No murder. Cela fait presque deux heures. No murder. La pluie forte épouvantable. A fait gonflé le fleuve. Presque deux heures, ou peut-être plus, nos yeux plantés sur l’horloge ont brouillé les aiguilles, les chiffres rentrés dans le grès, les horloges plates fixent sans voir, nos appels, et le silence immense, train supprimé, tous les trains, supprimés n’opèrent plus. No murder. Cinq heures dans les corps, les masques blancs, les paupières fixes, gouttelettes de sueur, pupilles suintantes, nous regardons, paumes ouvertes, énervement dans les genoux, on le voit les genoux, nous sommes entassés sur le quai. L’immense hall de la station, est un bateau renversé, nous sommes des centaines, impossible de remonter les escaliers, le quai fait coffre-fort. Les pains au chocolat sur les stands. On s’est tous appuyés contre les vitres des distributeurs – le dos ne tient pas. La pluie diluvienne.
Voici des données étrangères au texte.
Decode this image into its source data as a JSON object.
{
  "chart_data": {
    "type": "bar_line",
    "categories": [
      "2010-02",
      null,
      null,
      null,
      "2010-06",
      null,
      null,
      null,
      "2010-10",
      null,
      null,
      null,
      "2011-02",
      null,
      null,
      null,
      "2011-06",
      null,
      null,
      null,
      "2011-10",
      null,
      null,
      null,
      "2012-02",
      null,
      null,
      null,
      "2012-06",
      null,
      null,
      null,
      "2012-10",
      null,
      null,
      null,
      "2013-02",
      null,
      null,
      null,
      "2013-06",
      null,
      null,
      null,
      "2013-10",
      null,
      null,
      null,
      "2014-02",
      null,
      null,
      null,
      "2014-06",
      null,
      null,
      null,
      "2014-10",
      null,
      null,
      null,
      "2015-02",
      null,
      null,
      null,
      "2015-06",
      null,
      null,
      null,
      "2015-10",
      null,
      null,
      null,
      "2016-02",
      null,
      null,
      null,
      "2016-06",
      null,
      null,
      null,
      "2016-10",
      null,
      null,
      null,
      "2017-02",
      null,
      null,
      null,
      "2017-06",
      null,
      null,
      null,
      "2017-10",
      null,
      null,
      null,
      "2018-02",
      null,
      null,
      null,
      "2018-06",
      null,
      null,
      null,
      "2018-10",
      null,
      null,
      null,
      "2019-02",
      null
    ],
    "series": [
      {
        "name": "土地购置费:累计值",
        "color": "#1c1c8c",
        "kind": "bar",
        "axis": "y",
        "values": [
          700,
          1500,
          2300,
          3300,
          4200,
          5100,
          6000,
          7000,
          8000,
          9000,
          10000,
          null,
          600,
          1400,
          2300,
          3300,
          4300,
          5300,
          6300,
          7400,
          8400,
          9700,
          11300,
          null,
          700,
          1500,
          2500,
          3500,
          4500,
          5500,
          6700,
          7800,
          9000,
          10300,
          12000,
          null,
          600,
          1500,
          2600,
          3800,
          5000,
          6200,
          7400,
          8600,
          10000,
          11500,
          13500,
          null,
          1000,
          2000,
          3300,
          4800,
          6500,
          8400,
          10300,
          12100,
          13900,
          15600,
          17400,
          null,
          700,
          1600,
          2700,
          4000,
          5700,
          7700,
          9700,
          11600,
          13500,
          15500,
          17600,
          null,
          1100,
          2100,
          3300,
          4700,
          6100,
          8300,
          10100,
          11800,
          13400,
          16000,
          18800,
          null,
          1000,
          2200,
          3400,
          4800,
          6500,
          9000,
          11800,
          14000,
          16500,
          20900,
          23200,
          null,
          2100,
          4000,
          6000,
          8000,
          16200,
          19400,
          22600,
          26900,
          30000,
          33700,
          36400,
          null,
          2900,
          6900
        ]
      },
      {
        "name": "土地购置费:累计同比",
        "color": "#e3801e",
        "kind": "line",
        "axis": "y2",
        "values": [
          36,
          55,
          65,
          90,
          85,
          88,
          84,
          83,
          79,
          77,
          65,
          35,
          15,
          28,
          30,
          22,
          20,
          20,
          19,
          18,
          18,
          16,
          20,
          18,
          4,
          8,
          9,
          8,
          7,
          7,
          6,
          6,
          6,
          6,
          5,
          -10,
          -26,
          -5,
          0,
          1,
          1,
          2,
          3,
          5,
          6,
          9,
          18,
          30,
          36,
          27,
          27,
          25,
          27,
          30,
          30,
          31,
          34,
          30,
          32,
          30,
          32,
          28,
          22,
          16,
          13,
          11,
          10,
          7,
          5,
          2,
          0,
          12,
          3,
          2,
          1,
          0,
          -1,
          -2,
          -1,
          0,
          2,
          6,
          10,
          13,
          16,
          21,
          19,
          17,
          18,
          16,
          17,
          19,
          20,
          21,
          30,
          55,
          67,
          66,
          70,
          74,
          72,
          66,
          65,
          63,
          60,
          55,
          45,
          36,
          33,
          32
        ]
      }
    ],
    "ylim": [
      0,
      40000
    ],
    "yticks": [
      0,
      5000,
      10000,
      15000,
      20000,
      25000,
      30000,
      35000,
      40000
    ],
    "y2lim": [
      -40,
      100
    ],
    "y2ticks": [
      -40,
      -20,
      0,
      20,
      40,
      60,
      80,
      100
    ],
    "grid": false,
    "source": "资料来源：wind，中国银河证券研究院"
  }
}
Les gens par terre, on voit les nuques penchées, le tee-shirt, l’étiquette longtemps, fixée par lents degrés d’attente, l’étiquette et le temps, d’autres gens accrochés aux rampes, les yeux plantés dans un film, longtemps défile sur le portable. Des effluves souterraines sortent du tunnel au bout du quai. Nous sommes confusément tristes, détériorés. La pluie forte, épouvantable. Bourrasque dans le tunnel. Les gens au sol, assis sur les sacs. Une femme s’éloigne hors de la foule pour fumer, loin sur le quai qui n’est plus abrité. On la voit, on la suit du regard, on se penche avec elle, elle allume la cigarette, le déclic du briquet, sa tête émet des volutes, le feu dans la pluie, elle se prend des bourrasques de pluie dans la tête. Cheveux par-delà le béton. Les livres tombent des mains. Des sifflements de gosse, certains dansent debout en mode immobile dans la tête. Le RER s’est enlisé dans un lac. On ne pourra pas rentrer. On attendra jusqu’au soir, on ne sait plus. Le casque sur les oreilles, on écoute on écoute, on n’a plus qu’un seul oeil dans l’écoute, l’attente enlisée dans un lac, le long temps qu’ils parviennent à aspirer les tonnes d’eau. La nuit tombe sur le quai, la nuit tombe aux horloges, les stands imprécis sur le quai, on se redresse – l’aujourd’hui sanctifié. No murder.
On vit cette attente avec vous, images, sons, tout bouge et s’enlise, mais tout reste là, compact et oppressant. La femme à la cigarette est splendide ! Merci, Françoise !
Vous mettez tous les sens à contribution dans cette scène de dévastation, très fort.
« On la voit, on la suit du regard, on se penche avec elle, elle allume la cigarette, le déclic du briquet, sa tête émet des volutes, le feu dans la pluie, elle se prend des bourrasques de pluie dans la tête. Cheveux par-delà le béton. « merci Françoise ton texte est fort.